Effective learning progresses primarily from building on prior knowledge. You have to know how to add before multiplying, learn letter sounds before forming words. When children use prior knowledge to learn new things, they realize the point of their learning and the concepts make sense to them. When teachers take the time to evaluate what students already know, they can more effectively construct new experiences and make connections between prior and new knowledge. This philosophy is called Constructivism in teaching lingo.
Think about a time when you needed to learn something new at your job or hobby, how to use a tech gadget, cook a new recipe, put your Ikea furniture together. Go through the many steps involved in learning that new thing and you will realize that you learned it one step at a time, building upon each step. Imagine doing any of those steps out of order, and consider how confusing that would be.
This beautiful leaf printing art experience is an excellent example of Constructivism at work.
In past years I have taught leaf printing in a conventional way – paint a leaf and press it on a piece of paper. This has been a very nice project with good looking results, but this year I wanted to change it up in order to allow students to use their prior experiences to learn new ones, creating deeper learning through larger connections.
This class had just finished a monoprinting project, where they learned the process of painting a surface, creating lines with various tools, and pressing a piece of paper on top to make a print. I built on that knowledge with this leaf printing art experience.
Each student has a piece of plexiglass, mine are 8 x 10 inches. They paint the glass however they want with tempera paint in fall colors. Then they use the same line tools from their previous printmaking experience to create lines in the paint. Since they had done this before, they were adept at holding and manipulating the tools to create the type of lines they wanted.
The new part of this experience was placing a leaf on top of the paint before pressing the paper down to make a print. We speculated at what this added element would do to the print. It does not matter if their guess was right, it matters that they are using their cognitive processes to propose a possible outcome.

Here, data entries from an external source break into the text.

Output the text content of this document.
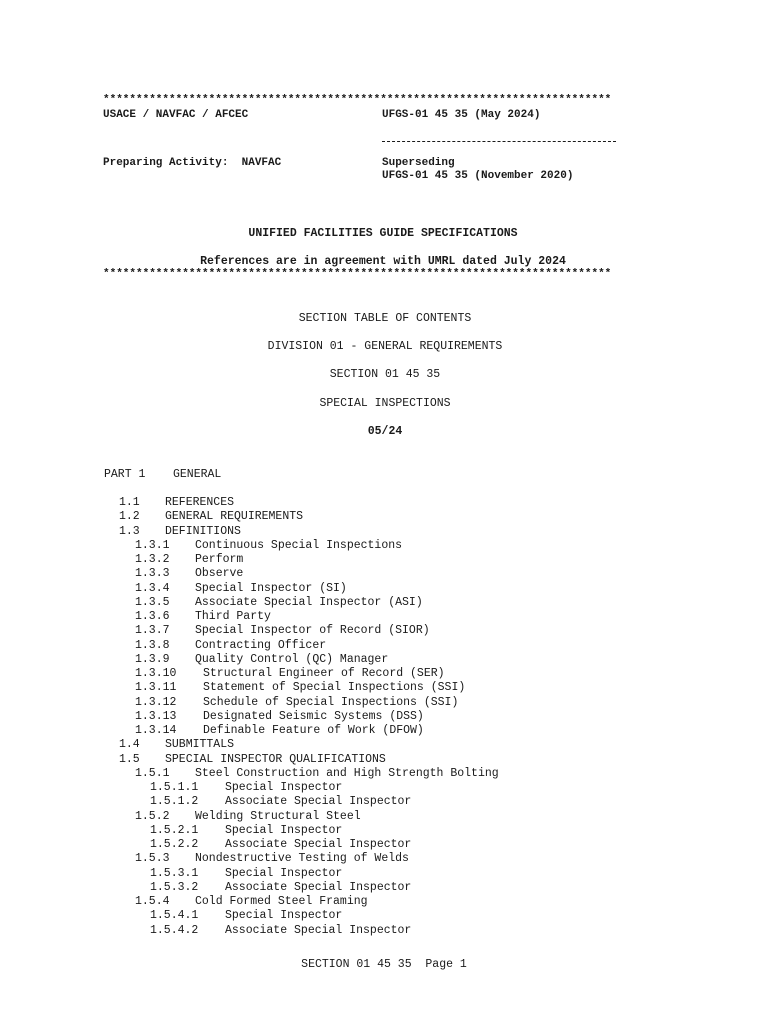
*****************************************************************************
USACE / NAVFAC / AFCEC	UFGS-01 45 35 (May 2024)
Preparing Activity:  NAVFAC	Superseding
UFGS-01 45 35 (November 2020)
UNIFIED FACILITIES GUIDE SPECIFICATIONS
References are in agreement with UMRL dated July 2024
*****************************************************************************
SECTION TABLE OF CONTENTS
DIVISION 01 - GENERAL REQUIREMENTS
SECTION 01 45 35
SPECIAL INSPECTIONS
05/24
PART 1 GENERAL
1.1 REFERENCES
1.2 GENERAL REQUIREMENTS
1.3 DEFINITIONS
1.3.1 Continuous Special Inspections
1.3.2 Perform
1.3.3 Observe
1.3.4 Special Inspector (SI)
1.3.5 Associate Special Inspector (ASI)
1.3.6 Third Party
1.3.7 Special Inspector of Record (SIOR)
1.3.8 Contracting Officer
1.3.9 Quality Control (QC) Manager
1.3.10 Structural Engineer of Record (SER)
1.3.11 Statement of Special Inspections (SSI)
1.3.12 Schedule of Special Inspections (SSI)
1.3.13 Designated Seismic Systems (DSS)
1.3.14 Definable Feature of Work (DFOW)
1.4 SUBMITTALS
1.5 SPECIAL INSPECTOR QUALIFICATIONS
1.5.1 Steel Construction and High Strength Bolting
1.5.1.1 Special Inspector
1.5.1.2 Associate Special Inspector
1.5.2 Welding Structural Steel
1.5.2.1 Special Inspector
1.5.2.2 Associate Special Inspector
1.5.3 Nondestructive Testing of Welds
1.5.3.1 Special Inspector
1.5.3.2 Associate Special Inspector
1.5.4 Cold Formed Steel Framing
1.5.4.1 Special Inspector
1.5.4.2 Associate Special Inspector
SECTION 01 45 35  Page 1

When the children pulled their prints (which is the term for when you peel the paper off), they saw a white leaf on a colored background. We talked about how the leaf acts as a mask, keeping the paint that is under it from printing onto the paper. I had the students do several prints, and each time they were more inventive. Each child evaluated all their prints, proudly chose their best print to mount and made a delightful frame around it with sticks and rocks.
Building on prior knowledge is the best way to guide effective learning in any subject. This leaf printing art experience allowed students to use their current knowledge to create new knowledge, employ higher cognitive functions of predicting and cause and effect, express themselves artistically and exude pride in their work. That is what art should do.